On pouvait entendre dans la forêt alentour, au delà des miradors, le grincement des branches sous le vent. C’était l’inespoir d'un homme jeune arraché à sa famille au terme d'une drôle de guerre qu’il n’avait pas faite, d’un prisonnier qui, dans le dénuement, la promiscuité et l'odeur des latrines, n’avait plus que la peau et les os de ses compagnons d'infortune comme seul avenir, comme seule raison de vivre.

J’ai voulu imaginer Croquignole et Marjolaine qui attendaient au bord de l’océan, inquiètes de la tourmente qui arrivait. Mais elles se sont évanouies dans les brumes du passé, formes inachevées, mouvantes, qui se déformaient sans fin, reconstituant peu à peu la réalité d’un vieil hôpital dont les couloirs lugubres en cette fin de journée d’hiver résonnaient de plaintes incessantes et douloureuses.
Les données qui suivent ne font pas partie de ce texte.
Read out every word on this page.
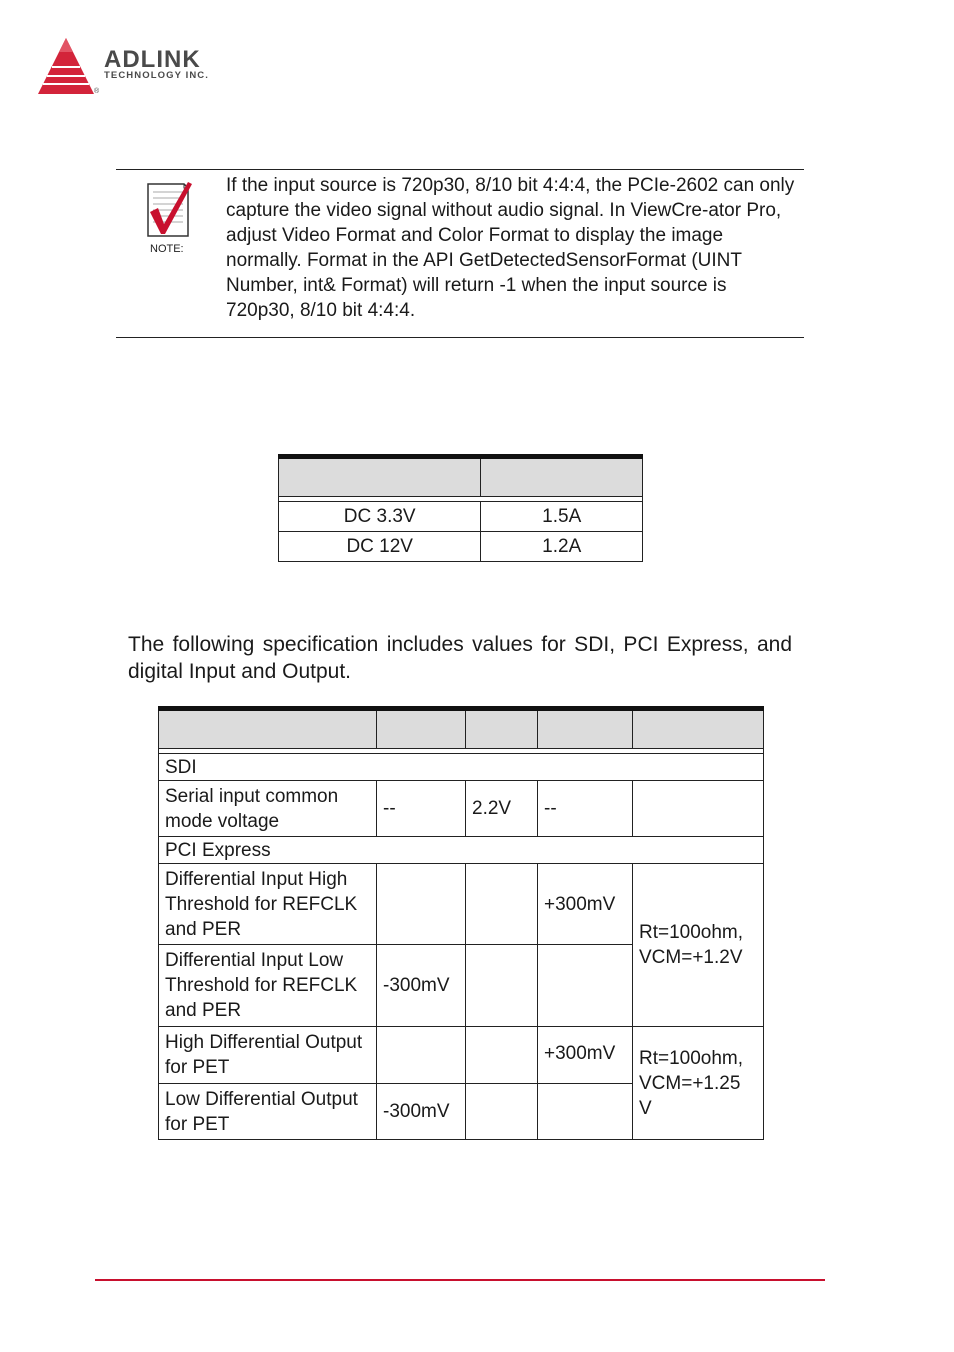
ADLINK
TECHNOLOGY INC.
®
NOTE:
If the input source is 720p30, 8/10 bit 4:4:4, the PCIe-2602 can only capture the video signal without audio signal. In ViewCre-ator Pro, adjust Video Format and Color Format to display the image normally. Format in the API GetDetectedSensorFormat (UINT Number, int& Format) will return -1 when the input source is 720p30, 8/10 bit 4:4:4.

DC 3.3V	1.5A
DC 12V	1.2A
The following specification includes values for SDI, PCI Express, and digital Input and Output.

SDI				
Serial input common mode voltage	--	2.2V	--	
PCI Express				
Differential Input High Threshold for REFCLK and PER			+300mV	Rt=100ohm, VCM=+1.2V
Differential Input Low Threshold for REFCLK and PER	-300mV			
High Differential Output for PET			+300mV	Rt=100ohm, VCM=+1.25 V
Low Differential Output for PET	-300mV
C’était le cri d'une vieille femme qui disait sa souffrance et sa peur à qui ne pouvait l’entendre au terme d’une vie qui suintait encore dans ses veines, goutte à goutte, sans raison ni désir. C’étaient les (im)patients isolés dans l’angoisse de leurs chambres qui réclamaient un peu d’attention aux blouses blanches ou bleues et pressaient le bouton de la sonnette d'appel, redoutant d'être rabroués pour des dérangements trop fréquents. 

Les lampes accrochées sous les voûtes des galeries couvertes diffusaient une lueur blafarde dans l’obscurité naissante et l’Ankou qui rôdait en ce lieu enveloppait de son ombre les corps décharnés qui ne pouvaient trouver la paix dans leurs draps trop chauds, trop souillés. 

Ce fut le surlendemain que le balancier de cuivre de la pendule cessa de battre… et celle qui était partie n’en remontera plus le poids.